In the wake of the Killarney conference it was verified that “Protestant churchmen” had been in ongoing dialogue with Sinn Fein. This begs the question as to whether a self-appointed group can be there for the long haul, no matters how qualified, well esteemed or authentic, or even with the tacit support of the churches of which they may happen to be members.
Should a body claiming to be “The Church of Ireland”, not have a top-priority group which is approved and encouraged to conduct a dialogue with the parties which constitute the political process in both parts of this island which is the prime locus of its concern and responsibility for the influence of the Gospel? In difficult times in the past a “Role of the Church Committee” served this Church well. Indeed it may have been “executed” and dispensed with for doing so too well with its prophetic questioning of political perceptions in the Republic, consequent to its critique of like matters in Northern Ireland.
If the Church of Ireland is to claim the right to be a Godly influence in the Ireland of the future, it must be prepared to allocate first class human resources with the necessary support to engage effectively with all the political parties which are seeking to elicit support for their particular vision of Ireland.
Sinn Fein did not get where it is in respect of its overtures to Unionists without engaging with representatives of the churches. In Northern Ireland this was over a broad front. In particular in education, the protestant churches did not join in a pan-unionist attempt to bring down the local education boards in a protest at London-Dublin treaties. And in equally independent fashion, when a Sinn Fein appointee first became Minister of Education, the protestant churches’ education boards’ representatives accepted him in that role, and sought to establish and readily gained mutual trust in their dealings with each other.

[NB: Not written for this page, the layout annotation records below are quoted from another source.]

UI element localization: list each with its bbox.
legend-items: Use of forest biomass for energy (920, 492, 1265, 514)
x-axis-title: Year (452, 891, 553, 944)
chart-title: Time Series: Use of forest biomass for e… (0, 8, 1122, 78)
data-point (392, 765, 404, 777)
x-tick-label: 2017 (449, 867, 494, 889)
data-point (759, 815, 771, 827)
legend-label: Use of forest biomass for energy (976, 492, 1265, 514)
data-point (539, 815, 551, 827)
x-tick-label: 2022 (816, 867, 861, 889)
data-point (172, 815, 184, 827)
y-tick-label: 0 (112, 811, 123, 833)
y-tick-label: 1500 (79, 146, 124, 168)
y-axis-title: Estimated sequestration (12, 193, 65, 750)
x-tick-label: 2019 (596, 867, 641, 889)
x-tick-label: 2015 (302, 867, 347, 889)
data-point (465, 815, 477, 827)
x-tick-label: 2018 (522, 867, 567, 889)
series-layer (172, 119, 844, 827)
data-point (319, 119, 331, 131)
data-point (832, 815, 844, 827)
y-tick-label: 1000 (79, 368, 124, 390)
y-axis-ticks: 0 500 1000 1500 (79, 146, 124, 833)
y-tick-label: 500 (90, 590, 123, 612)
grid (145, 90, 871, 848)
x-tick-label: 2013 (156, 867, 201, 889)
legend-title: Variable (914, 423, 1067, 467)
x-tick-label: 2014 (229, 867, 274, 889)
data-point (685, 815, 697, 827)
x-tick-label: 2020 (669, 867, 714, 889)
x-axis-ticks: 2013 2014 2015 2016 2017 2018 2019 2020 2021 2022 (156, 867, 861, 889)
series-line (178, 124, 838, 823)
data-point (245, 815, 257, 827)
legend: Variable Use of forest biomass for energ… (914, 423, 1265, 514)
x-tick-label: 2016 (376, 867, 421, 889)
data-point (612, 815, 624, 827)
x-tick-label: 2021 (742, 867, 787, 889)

More of the same is required today as Ireland, Europe and the world attempt to cope with the most major financial problem since the Great Depression, and also with the societies which will be shaped by both current and ongoing political responses to these efforts. Under the Gospel imperative the Church cannot adopt spectator or commentator status. It must be fully engaged in the process, responding to and upholding the values of the Gospel of Jesus, which has in its printed record and spirit much more to say about financial justice than sex.